Kommentar: Wo ist all das Geld?

Kultur / 17.10.2025 • 11:24 Uhr
Kommentar: Wo ist all das Geld?

Derzeit werden überall die Budgets für das kommende Jahr ausverhandelt, weitgehend ist das grausame Spiel schon erledigt, wenn es auch erst im Dezember beschlossen wird. Im Bund, in den Ländern, in den Gemeinden. Und nirgends, in nicht einem kleinen Fleck, gibt es keine Probleme, überall ist zu wenig Geld da, überall muss gespart werden – mit zum Teil drastischen Folgen. Neuverschuldungen in bisher unbekannten Größenordnungen sind die Folge, viele Projekte, die nicht mehr oder nicht weiter ausgeführt werden können. Sparen vor allem bei den Ärmsten, bei den Sozialleistungen – was besonders beschämend ist in einem Staat, der trotz allem zu den reichsten der Welt gehört –, sparen in der medizinischen Versorgung, sparen überall. Überall, ist man versucht, mit Asterix und Obelix zu fragen? Nein, nicht überall. Bei den beton- und grünflächenfressenden Infrastrukturprojekten im ganzen Land wird nicht gespart, da gibt man eher Gas, so, als stünden wir am Anfang eines sich neu motorisierenden Zeitalters. Ebenso gilt das bei den Großbauten von Lech bis Bregenz, die mehr dem Denkmal der Politiker dienlich sind als den Menschen. Davon, dass bei den Budgets Schwerpunkte gesetzt werden, die dem Menschen nützen, ist weit und breit nichts in Sicht. Da wird gekürzt. Und das gilt – natürlich und nicht zuletzt – auch für die Kultur.

Das mussten schon die Bregenzer Festspiele spüren, denen der Bund 30 Prozent seiner Förderung für die nächsten zwei Jahre gekürzt hat. Und logischerweise machen das dann auch das Land und die Stadt Bregenz im vereinbarten Prozentschlüssel. Da geht also viel Geld verloren, dem – peinlicherweise – auch das Theater im Spielplan der Festspiele geopfert wird. Das spüren auch die anderen “Großen”, das Kunsthaus, das Landestheater und das Landesmuseum. Überall muss Programm am Altar des Budgets geopfert werden. Und dann sind da noch die vielen Kleinen im Land, bei denen Kürzungen eine Bedrohung der Existenz darstellen. Wir haben das Glück, über das ganze Land verteilt eine Vielzahl von Kulturveranstaltern, von Musik- oder Theatergruppen oder von Ausstellungshäusern auf Vereinsbasis zu haben, die ungemeine Bewegung ins kulturelle Leben bringen.

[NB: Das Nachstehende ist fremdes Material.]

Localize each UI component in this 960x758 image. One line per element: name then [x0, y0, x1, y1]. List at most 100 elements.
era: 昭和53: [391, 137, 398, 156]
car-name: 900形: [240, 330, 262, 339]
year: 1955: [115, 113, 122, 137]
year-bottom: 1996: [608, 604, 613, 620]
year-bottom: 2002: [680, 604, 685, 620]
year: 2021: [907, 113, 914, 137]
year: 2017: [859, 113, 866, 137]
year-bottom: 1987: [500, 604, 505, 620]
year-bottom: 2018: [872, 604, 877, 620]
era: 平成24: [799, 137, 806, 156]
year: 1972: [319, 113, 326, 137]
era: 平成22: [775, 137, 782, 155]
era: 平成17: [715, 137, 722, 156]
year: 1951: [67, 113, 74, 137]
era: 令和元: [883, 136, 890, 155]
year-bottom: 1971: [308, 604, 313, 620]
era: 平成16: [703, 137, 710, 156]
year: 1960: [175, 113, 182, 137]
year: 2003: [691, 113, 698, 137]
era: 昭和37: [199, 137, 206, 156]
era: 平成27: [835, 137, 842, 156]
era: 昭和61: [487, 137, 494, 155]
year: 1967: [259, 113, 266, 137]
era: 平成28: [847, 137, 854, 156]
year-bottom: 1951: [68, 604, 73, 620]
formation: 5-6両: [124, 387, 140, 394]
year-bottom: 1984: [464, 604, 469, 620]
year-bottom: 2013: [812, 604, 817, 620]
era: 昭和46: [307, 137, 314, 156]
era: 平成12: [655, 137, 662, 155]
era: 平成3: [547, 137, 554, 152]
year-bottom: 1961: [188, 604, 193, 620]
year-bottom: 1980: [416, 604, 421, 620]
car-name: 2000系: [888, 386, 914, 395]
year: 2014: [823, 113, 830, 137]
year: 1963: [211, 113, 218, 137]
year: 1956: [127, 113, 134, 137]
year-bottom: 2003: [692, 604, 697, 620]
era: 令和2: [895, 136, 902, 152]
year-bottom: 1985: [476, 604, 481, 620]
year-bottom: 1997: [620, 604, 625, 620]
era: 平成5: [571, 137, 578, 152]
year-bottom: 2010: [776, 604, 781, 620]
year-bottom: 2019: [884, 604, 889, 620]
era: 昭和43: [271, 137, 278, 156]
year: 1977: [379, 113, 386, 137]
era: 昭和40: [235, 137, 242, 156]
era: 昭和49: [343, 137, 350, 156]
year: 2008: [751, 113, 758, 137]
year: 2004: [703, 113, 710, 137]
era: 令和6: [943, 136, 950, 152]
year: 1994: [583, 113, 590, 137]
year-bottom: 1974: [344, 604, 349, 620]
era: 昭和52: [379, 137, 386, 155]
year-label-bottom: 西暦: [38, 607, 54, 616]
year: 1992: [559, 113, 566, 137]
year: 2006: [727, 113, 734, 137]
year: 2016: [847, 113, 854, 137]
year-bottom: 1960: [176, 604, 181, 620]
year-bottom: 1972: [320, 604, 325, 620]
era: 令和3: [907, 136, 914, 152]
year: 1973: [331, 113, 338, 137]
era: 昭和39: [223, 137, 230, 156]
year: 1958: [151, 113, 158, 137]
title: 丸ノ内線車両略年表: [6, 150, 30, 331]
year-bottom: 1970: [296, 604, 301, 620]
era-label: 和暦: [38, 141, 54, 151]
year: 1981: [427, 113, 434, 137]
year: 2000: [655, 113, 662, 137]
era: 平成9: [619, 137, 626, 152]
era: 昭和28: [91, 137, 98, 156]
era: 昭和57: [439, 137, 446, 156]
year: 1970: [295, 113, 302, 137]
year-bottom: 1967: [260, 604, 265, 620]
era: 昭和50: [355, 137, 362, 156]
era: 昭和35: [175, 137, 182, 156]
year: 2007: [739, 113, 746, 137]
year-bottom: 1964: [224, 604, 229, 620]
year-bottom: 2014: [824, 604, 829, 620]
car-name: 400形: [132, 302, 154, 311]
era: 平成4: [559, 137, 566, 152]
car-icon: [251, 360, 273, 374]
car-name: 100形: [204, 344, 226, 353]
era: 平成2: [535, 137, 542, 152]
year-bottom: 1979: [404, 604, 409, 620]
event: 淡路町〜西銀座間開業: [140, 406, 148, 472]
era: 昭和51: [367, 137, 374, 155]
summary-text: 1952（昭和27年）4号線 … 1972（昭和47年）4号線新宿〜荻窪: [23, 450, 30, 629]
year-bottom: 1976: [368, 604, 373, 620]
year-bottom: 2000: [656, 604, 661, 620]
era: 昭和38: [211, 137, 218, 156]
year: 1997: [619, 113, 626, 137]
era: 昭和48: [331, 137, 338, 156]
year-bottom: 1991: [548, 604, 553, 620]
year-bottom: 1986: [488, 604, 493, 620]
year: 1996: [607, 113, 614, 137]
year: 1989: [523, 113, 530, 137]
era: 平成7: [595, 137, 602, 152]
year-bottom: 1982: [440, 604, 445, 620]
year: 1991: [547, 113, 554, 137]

Sie zu gefährden, ist nicht nur fahrlässig, das zeigt nämlich, dass man, um mit Alt-Landeshauptmann Herbert Kessler zu sprechen, “das Wichtige nicht vom Unwichtigen unterscheiden kann”.

Man fragt sich, wo all das Geld ist. Denn so lange ist es ja nicht her, höchstens zwei Jahre, dass man uns erklärt hat, dass wir auf finanziell gesunden Beinen stehen, dass ein Sparbudget in ganz, ganz weiter Ferne, weithin nicht sichtbar ist. Und kaum tritt die alte Regierung ab, ist alles ganz anders, geradezu eine finanzielle Katastrophe. Dabei ist es ja nicht so, dass da lauter neue Personen am Werk sind, nein, die dominante Partei, die ÖVP, war damals wie heute. Wie also kann das sein? Wo ist all das Geld, von dem man uns vor Kurzem noch gesagt hat, dass es da ist? Man möge uns das erklären oder die absurden Sparmaßnahmen zurücknehmen und am richtigen Platz sparen.

Walter Fink ist pensionierter Kulturchef des ORF Vorarlberg.